Cortes J, Wiesmann K E, Roberts G A, Brown M J, Staunton J, Leadlay P F
Cambridge Centre for Molecular Recognition, University of Cambridge, UK.
Science. 1995 Jun 9;268(5216):1487-9. doi: 10.1126/science.7770773.
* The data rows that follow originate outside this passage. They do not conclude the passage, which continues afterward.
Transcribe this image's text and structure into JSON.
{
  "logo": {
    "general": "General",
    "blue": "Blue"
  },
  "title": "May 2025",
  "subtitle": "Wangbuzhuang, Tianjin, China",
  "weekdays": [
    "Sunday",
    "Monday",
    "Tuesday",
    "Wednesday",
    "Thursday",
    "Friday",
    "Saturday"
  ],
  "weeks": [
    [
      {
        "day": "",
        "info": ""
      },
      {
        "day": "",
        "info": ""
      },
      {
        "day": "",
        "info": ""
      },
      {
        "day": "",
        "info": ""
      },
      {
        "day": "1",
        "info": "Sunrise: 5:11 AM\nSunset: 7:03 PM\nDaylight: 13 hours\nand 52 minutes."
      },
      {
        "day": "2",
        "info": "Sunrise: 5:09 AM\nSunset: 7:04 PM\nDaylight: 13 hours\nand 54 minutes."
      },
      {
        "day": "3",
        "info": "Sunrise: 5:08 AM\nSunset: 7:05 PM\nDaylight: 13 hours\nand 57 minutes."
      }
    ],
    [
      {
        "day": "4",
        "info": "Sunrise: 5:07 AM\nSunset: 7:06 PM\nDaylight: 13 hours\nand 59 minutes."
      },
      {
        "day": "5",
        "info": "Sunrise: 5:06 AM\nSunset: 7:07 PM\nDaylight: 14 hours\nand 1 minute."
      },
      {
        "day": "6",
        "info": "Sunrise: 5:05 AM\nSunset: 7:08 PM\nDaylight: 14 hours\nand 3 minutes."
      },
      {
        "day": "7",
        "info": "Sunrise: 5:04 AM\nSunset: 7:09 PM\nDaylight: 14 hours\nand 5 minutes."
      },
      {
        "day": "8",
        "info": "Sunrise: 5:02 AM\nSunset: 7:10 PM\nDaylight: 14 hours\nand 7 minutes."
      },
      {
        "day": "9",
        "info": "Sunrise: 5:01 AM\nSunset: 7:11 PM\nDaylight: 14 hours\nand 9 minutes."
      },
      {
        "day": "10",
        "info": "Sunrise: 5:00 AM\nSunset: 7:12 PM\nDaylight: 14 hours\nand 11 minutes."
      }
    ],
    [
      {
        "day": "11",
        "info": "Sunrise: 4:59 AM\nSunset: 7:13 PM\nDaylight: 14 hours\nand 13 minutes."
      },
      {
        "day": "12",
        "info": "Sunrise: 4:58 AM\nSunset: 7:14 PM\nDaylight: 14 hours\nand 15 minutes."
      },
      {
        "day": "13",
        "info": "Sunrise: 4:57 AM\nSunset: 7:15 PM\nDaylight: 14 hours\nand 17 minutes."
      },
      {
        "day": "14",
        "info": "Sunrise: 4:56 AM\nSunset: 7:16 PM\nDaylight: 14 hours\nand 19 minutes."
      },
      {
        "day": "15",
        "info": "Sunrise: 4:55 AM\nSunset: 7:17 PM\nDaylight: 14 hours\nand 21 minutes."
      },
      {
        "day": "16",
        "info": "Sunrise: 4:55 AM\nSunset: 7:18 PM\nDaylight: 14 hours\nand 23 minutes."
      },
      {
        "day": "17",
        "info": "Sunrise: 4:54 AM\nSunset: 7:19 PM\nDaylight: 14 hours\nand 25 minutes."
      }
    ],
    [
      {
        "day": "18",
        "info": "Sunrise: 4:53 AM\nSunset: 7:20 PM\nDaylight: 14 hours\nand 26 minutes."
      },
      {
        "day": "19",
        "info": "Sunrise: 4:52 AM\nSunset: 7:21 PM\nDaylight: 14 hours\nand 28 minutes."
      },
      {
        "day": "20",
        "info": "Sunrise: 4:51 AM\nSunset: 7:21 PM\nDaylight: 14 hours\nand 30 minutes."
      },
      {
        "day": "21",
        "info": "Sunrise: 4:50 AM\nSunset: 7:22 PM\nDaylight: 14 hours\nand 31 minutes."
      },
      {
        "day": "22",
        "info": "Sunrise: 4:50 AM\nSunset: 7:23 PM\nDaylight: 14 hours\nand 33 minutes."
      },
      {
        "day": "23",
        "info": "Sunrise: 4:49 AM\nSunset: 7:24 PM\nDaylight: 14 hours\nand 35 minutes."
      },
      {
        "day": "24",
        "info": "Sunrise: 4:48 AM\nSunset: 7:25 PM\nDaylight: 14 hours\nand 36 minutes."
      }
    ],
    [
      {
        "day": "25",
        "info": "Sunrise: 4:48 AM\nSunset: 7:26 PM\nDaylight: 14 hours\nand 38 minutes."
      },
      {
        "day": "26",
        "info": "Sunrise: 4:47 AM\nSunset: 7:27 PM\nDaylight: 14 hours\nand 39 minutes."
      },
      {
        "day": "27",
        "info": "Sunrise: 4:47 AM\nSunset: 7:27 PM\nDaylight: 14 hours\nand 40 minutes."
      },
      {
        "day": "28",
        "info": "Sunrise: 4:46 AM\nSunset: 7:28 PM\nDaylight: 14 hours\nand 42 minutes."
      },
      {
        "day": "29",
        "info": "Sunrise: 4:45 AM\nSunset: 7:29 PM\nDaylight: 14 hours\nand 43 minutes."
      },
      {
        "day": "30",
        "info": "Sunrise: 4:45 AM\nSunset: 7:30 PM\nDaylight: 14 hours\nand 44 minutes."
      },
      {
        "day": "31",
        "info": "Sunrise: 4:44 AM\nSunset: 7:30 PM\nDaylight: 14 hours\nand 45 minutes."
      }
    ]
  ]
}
Macrocyclic polyketides exhibit an impressive range of medically useful activities, and there is great interest in manipulating the genes that govern their synthesis. The 6-deoxyerythronolide B synthase (DEBS) of Saccharopolyspora erythraea, which synthesizes the aglycone core of the antibiotic erythromycin A, has been modified by repositioning of a chain-terminating cyclase domain to the carboxyl-terminus of DEBS1, the multienzyme that catalyzes the first two rounds of polyketide chain extension. The resulting mutant markedly accelerates formation of the predicted triketide lactone, compared to a control in which the repositioned domain is inactive. Repositioning of the cyclase should be generally useful for redirecting polyketide synthesis to obtain polyketides of specified chain lengths.
大环聚酮类化合物展现出一系列令人瞩目的医学应用活性,人们对操控其合成相关基因有着浓厚兴趣。糖多孢红霉菌的6-脱氧红霉内酯B合酶(DEBS)负责合成抗生素红霉素A的苷元核心,通过将链终止环化酶结构域重新定位到DEBS1(催化聚酮链前两轮延伸的多酶)的羧基末端,对其进行了改造。与重新定位的结构域无活性的对照相比,所得突变体显著加速了预测的三酮内酯的形成。环化酶的重新定位对于重新引导聚酮类化合物的合成以获得特定链长的聚酮类化合物通常应是有用的。